But a REAL ThinkPad, omit ThinkPad EDGE like fire, they are not ThinkPads.

REAL ThinkPads currently are (as of 2011Q4):

T Series 
X Series
W Series


----------



## alie (Nov 23, 2011)

I am going to choose either ThinkPad X220, X1 or X120e


----------



## Carpetsmoker (Nov 23, 2011)

The X120e is a netbook, not a notebook, so be aware of the performance loss.

The X1 looks Ok at first glance, but it looks like they mangled the keyboard


----------



## vermaden (Nov 24, 2011)

Carpetsmoker said:
			
		

> The X1 looks Ok at first glance, but it looks like they mangled the keyboard



The X1 seem to be the X300/X301 successor, at least Lenovo tries to brand it as something like that, unfortunately, the new ThinkPad EDGE (read, not true ThinkPad) like keyboard makes it almost no different then a 'casual laptop' ...


----------



## alie (Nov 24, 2011)

I just checked CNET and they gives good rating for X1 hmmmm. Do you guys believe CNET ?


----------



## vans9 (Nov 29, 2011)

Seems you look for 'ultrabook', but those Dells are quite large. Any way I want to warn you (if you don't know this) about Nvidia's in current notebooks: most are Optimus one. And Optimus don't work with anything except Windows.
Sandy bridge graphics support is a work in progress.
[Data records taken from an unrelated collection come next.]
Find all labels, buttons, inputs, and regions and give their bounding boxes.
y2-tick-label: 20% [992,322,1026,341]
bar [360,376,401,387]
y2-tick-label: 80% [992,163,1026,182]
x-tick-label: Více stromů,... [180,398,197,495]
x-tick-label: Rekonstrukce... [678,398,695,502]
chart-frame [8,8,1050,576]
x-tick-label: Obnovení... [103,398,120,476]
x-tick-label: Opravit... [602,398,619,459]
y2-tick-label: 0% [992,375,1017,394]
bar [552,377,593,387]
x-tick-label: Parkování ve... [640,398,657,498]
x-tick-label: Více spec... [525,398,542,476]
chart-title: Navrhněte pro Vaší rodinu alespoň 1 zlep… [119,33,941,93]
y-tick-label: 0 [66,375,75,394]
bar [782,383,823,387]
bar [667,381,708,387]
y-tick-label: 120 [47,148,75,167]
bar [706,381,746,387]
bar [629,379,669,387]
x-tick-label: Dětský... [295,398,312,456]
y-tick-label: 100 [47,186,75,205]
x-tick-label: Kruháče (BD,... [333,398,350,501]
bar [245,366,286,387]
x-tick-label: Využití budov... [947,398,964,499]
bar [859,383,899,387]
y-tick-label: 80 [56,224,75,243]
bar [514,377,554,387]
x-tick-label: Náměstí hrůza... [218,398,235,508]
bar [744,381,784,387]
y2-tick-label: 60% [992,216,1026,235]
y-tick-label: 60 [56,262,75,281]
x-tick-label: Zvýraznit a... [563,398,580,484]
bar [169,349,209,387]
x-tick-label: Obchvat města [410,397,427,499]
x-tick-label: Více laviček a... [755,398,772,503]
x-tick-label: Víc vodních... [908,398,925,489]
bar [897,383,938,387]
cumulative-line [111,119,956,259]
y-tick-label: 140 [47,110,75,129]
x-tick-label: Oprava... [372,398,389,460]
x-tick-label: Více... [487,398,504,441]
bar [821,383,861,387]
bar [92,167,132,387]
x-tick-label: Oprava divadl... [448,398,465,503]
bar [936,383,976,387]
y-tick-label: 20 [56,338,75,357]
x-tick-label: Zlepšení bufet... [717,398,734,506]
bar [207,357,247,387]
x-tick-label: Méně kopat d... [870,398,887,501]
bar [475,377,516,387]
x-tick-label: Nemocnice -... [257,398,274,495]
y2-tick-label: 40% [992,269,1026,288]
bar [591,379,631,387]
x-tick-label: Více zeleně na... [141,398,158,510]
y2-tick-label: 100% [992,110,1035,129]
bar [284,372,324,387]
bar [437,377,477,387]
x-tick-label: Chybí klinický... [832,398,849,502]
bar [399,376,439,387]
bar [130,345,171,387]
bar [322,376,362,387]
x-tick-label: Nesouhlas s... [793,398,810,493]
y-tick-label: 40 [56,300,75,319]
So, until (http://wiki.freebsd.org/Intel_GPU) is integrated into the main branch, you have to do little manual pathing or use VESA. Btw, patches seem to be rather stable by this time.


----------



## alie (Dec 1, 2011)

So hard to find good laptop that is compatible with FreeBSD 9 nowadays since most of them have intel HD3000. I am always having issue with GPU


----------